Das ist der Beginn von „Eine verhängnisvolle Affäre“, zitiert nach Tante Wiki, welche an der englischen Version des Artikel angelegt ist. Punkt A: das ist ein Film. Punkt B: der nicht nach wahren Begebenheiten gedreht wurde. Und Punkt C: der sollte tatsächlich mit einem Selbstmord enden, aber das gefiel dem Testpublikum wohl nicht. Dass gewisse Medien sich für ihre „Berichterstattung“ von Filmen „inspirieren“ lassen, mag ja sein, aber die Problematik geht in beide Richtungen.

Und so beginnt vor dem Hintergrund des tragischen Suizids von Kasia Lenhardt auch dieser Text.

Ja, auch hier wird ein Ereignis aus dem Richtigen Leben mit einem literarischen Konzept verknüpft. Wenn man Mehrfachmorde nicht mehr „Familiendramen“ nennen soll, ok, dann sollte man Selbstmorde bitte auch nicht „tragisch“ nennen. Vor allem, weil es auch keine komischen Selbstmorde gibt.

Kasia Lenhardt war Model und wurde 2012 als Teilnehmerin von “Germany’s Next Topmodel” bekannt.

Das ist fast neun Jahre her. Muss man ihr das gerade jetzt noch zum Vorwurf machen?

Darüber hinaus entwickelten die Boulevardmedien … gesteigertes Interesse an ihr, als sie 2019 eine Beziehung mit dem Fußballnationalspieler Jérôme Boateng begann.

Naja, eigentlich haben die Interesse an Boateng, aber das ist eigentlich noch fragwürdiger. Fußball und Klatsch sind offenbar wichtigere Themen als alle anderen, da gehe ich die Kritik an dieser Stelle voll mit.

Boateng befand sich zu dem Zeitpunkt noch in einer Beziehung mit Rebecca Silvera, der Mutter seiner Kinder. Ein gefundenes Fressen für jenen Teil der “Medien”, die mit Klatsch und Häme über Prominente ihren Umsatz machen.

Naja, spätestens, wenn die „Neue“ in der Zeitung steht, dürfte sich die alte Beziehung in Wohlgefallen aufgelöst haben. Oder nicht direkt Wohlgefallen, aber aufgelöst.

Lenhardt und Boateng kamen also zusammen, führten eine Beziehung und trennten sich. “Bild” und andere “berichteten” darüber quasi im Minutentakt. Und bedienten sich dabei großzügig an dem patriarchalen Archetyp der Familienzerstörerin.

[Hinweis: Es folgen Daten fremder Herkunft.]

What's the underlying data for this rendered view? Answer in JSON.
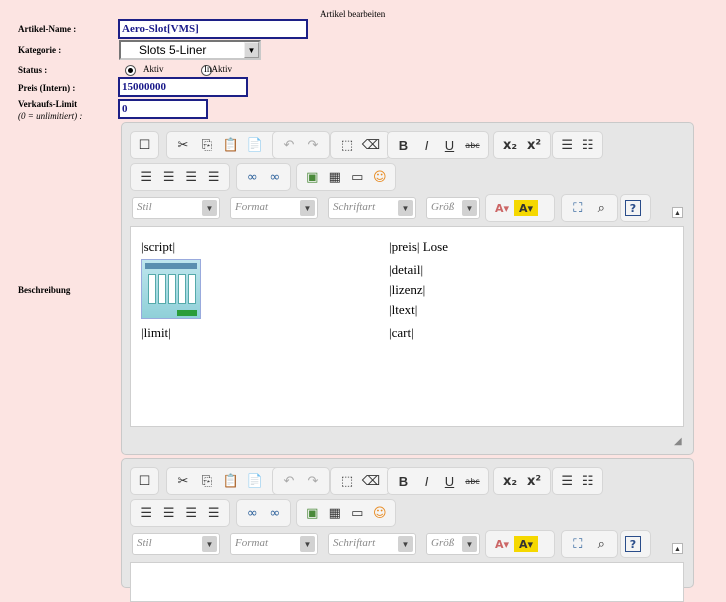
{
  "page": {
    "heading": "Artikel bearbeiten"
  },
  "form": {
    "name_label": "Artikel-Name :",
    "name_value": "Aero-Slot[VMS]",
    "category_label": "Kategorie :",
    "category_value": "Slots 5-Liner",
    "status_label": "Status :",
    "status_options": [
      {
        "label": "Aktiv",
        "selected": true
      },
      {
        "label": "InAktiv",
        "selected": false
      }
    ],
    "price_label": "Preis (Intern) :",
    "price_value": "15000000",
    "limit_label": "Verkaufs-Limit",
    "limit_sub": "(0 = unlimitiert) :",
    "limit_value": "0",
    "description_label": "Beschreibung"
  },
  "editor": {
    "format_placeholders": [
      "Stil",
      "Format",
      "Schriftart",
      "Größ"
    ],
    "content": {
      "left": [
        "|script|",
        "|limit|"
      ],
      "right": [
        "|preis| Lose",
        "|detail|",
        "|lizenz|",
        "|ltext|",
        "|cart|"
      ]
    }
  },
  "icons": {
    "toolbar1": [
      "new-page-icon",
      "cut-icon",
      "copy-icon",
      "paste-icon",
      "paste-word-icon",
      "undo-icon",
      "redo-icon",
      "select-all-icon",
      "remove-format-icon",
      "bold-icon",
      "italic-icon",
      "underline-icon",
      "strikethrough-icon",
      "subscript-icon",
      "superscript-icon",
      "numbered-list-icon",
      "bulleted-list-icon"
    ],
    "toolbar2": [
      "align-left-icon",
      "align-center-icon",
      "align-right-icon",
      "justify-icon",
      "link-icon",
      "unlink-icon",
      "image-icon",
      "table-icon",
      "horizontal-rule-icon",
      "smiley-icon"
    ],
    "toolbar3": [
      "text-color-icon",
      "background-color-icon",
      "maximize-icon",
      "show-blocks-icon",
      "help-icon"
    ]
  }
}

Ja, schlimm genug. Aber wäre die Schilderung genau umgekehrt – er das miese Charakterschwein, sie das manipulierte Opfer – wäre es dann besser? Oder wenn nicht, wäre das zumindest feministischer? Oder, wenn schon nicht feministisch, würde man das zumindest männerfeindlich statt frauenfeindlich deuten? Man vllt., pinkstinks nicht.

Der Femme fatale, der skrupellosen Frau, die einer anderen – womöglich sogar noch mit ihr bekannten oder befreundeten Frau -, “den Mann ausspannt”.

Femme fatale ist – wie der verlinkte Artikel erklärt – eigentlich nicht dadurch definiert, dass sie hauptsächlich auf vergebene Männer aus ist. Oder Freundinnen hat. Und das ist eigentlich auch nicht Alex aus „Verhängnisvolle Affäre“ – weder hat sie Dan besonders fest im Griff, noch ist sie besonders gefühlskalt. (Dass die BILD et alii Lenhardt so främen, mag ja sein, aber dann passt das fiktive Beispiel schlecht.)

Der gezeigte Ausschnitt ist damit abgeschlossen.